Due to the high mutation rate of HIV, the viral populations inside a patient are constantly changing. This is one of the main reasons why until today there is no approved vaccine against HIV. It is also the main reason why researchers constantly have to find new ways to attack the virus. One of the new classes of anti-HIV drugs are CCR5 coreceptor antagonists. Since they are only effective against R5 viruses, it is very important to apply a reliable and fast companion diagnostic before administering this type of drug to a patient. Phenotypic tests such as Trofile or ESTA have a long turnaround time, are costly and not easily accessible, and require a large sample volume, which is why an accurate genotypic test has many advantages. We were able to build a superior predictor by prioritizing the most informative strains in a viral population and crafting a more complex information merging procedure based on a set kernel, rather than uniformly processing all strains occurring in the population and merging information by using simple cutoffs. Furthermore, we could show how to construct better predictors for bulk sequenced Sanger sequences. This is very important since few clinics have the means to routinely sequence patient samples with NGS techniques. Additionally, we provided a method to visualize how informative particular positions in the sequences are in terms of the final prediction. We were also able to show which amino acids at which positions were probably responsible for the performance gain. We used this information to speculate about the structural differences between the V3 loops of R5 and X4 viruses and might help to identify important interactions between the V3 loop and the particular coreceptors.

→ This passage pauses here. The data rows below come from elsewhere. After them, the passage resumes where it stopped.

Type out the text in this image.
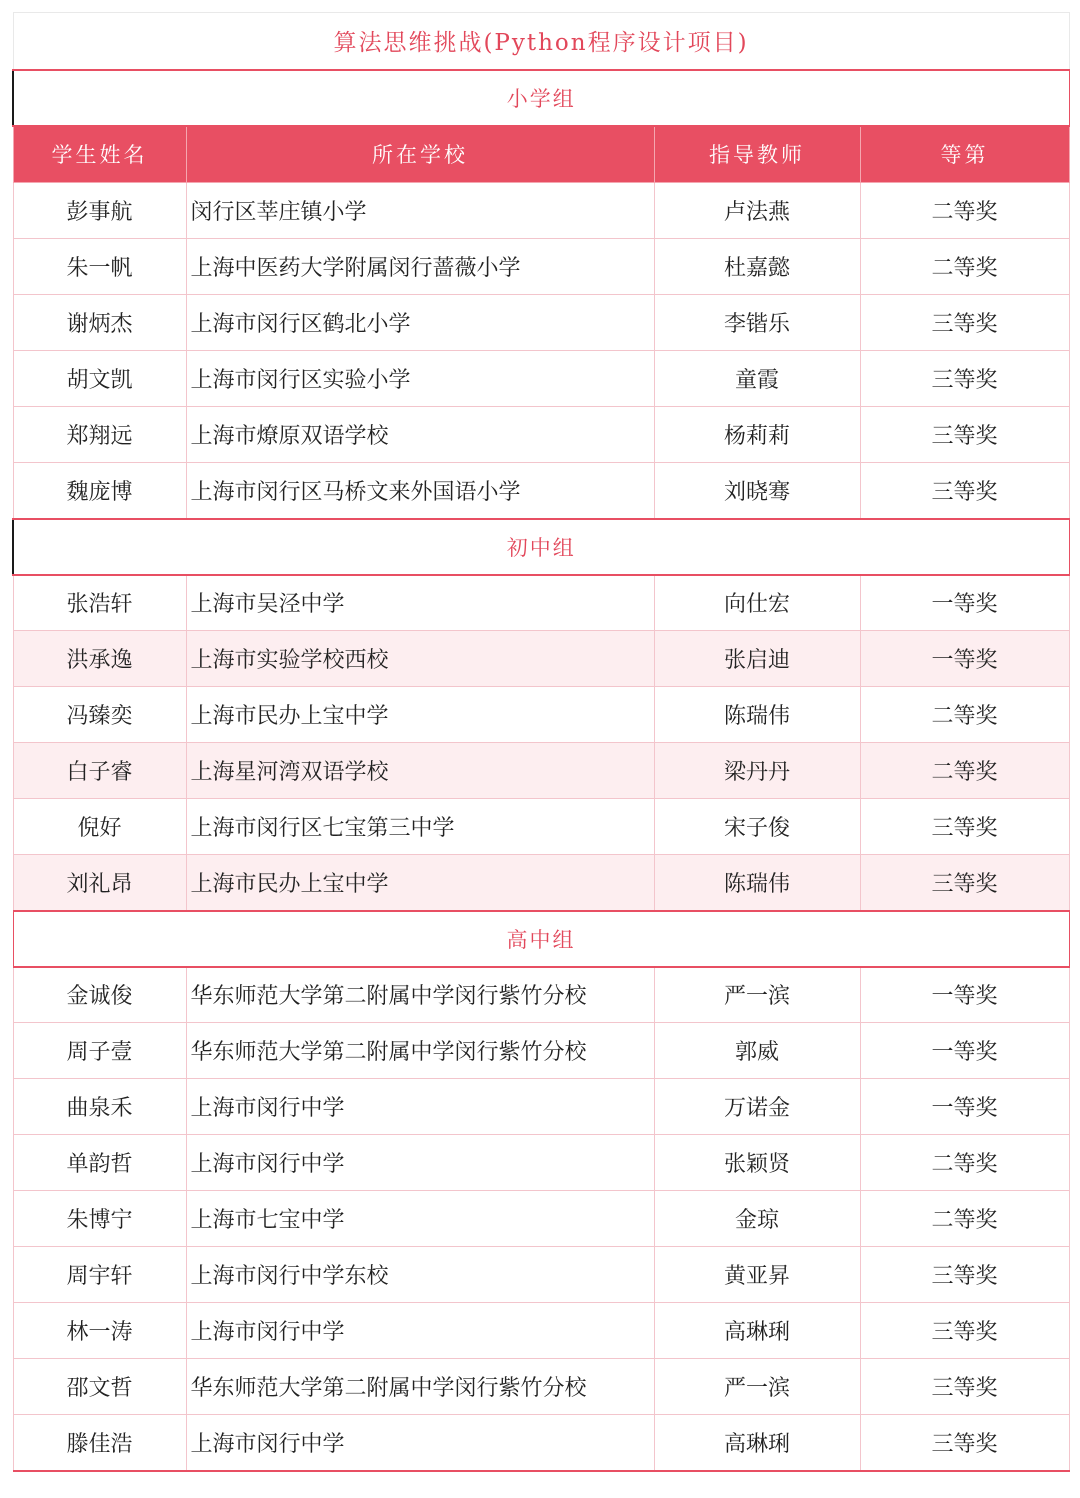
算法思维挑战(Python程序设计项目)			
小学组			
学生姓名	所在学校	指导教师	等第
彭事航	闵行区莘庄镇小学	卢法燕	二等奖
朱一帆	上海中医药大学附属闵行蔷薇小学	杜嘉懿	二等奖
谢炳杰	上海市闵行区鹤北小学	李锴乐	三等奖
胡文凯	上海市闵行区实验小学	童霞	三等奖
郑翔远	上海市燎原双语学校	杨莉莉	三等奖
魏庞博	上海市闵行区马桥文来外国语小学	刘晓骞	三等奖
初中组			
张浩轩	上海市吴泾中学	向仕宏	一等奖
洪承逸	上海市实验学校西校	张启迪	一等奖
冯臻奕	上海市民办上宝中学	陈瑞伟	二等奖
白子睿	上海星河湾双语学校	梁丹丹	二等奖
倪好	上海市闵行区七宝第三中学	宋子俊	三等奖
刘礼昂	上海市民办上宝中学	陈瑞伟	三等奖
高中组			
金诚俊	华东师范大学第二附属中学闵行紫竹分校	严一滨	一等奖
周子壹	华东师范大学第二附属中学闵行紫竹分校	郭威	一等奖
曲泉禾	上海市闵行中学	万诺金	一等奖
单韵哲	上海市闵行中学	张颖贤	二等奖
朱博宁	上海市七宝中学	金琼	二等奖
周宇轩	上海市闵行中学东校	黄亚昇	三等奖
林一涛	上海市闵行中学	高琳琍	三等奖
邵文哲	华东师范大学第二附属中学闵行紫竹分校	严一滨	三等奖
滕佳浩	上海市闵行中学	高琳琍	三等奖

Our framework is very general. One can easily incorporate additional features of interest (e.g. structural descriptors) by using different feature encodings or other kernel functions in the inner kernel. Furthermore, this approach is not limited to predicting coreceptor usage and should be applicable to a wide variety of prediction problems with NGS data, especially in cases where the whole region of interest can be covered by one read.

Table 2.

Sustained virologic response

	no risk	at risk
geno2pheno-CSanger	47%	42%
geno2pheno-CSanger+	46%	36%
geno2pheno-CNGS–Sanger	47%	33%
geno2pheno-CNGS–Sanger+	47%	31%
geno2pheno-CNGS	48%	22%
Swenson et al.a	(49%)	(26%)

Performance of the different methods regarding sustained virologic response defined as having a pVL lower than 50 copies/ml at week 48: The first number is the percentage of patients with a sustained virologic response that had been classified as no risk of X4 emergence and the second number gives this percentage for the patients classified as at risk of X4 emergence.

aIn contrast to the other approaches, parts of the test data were utilized to optimize model parameters.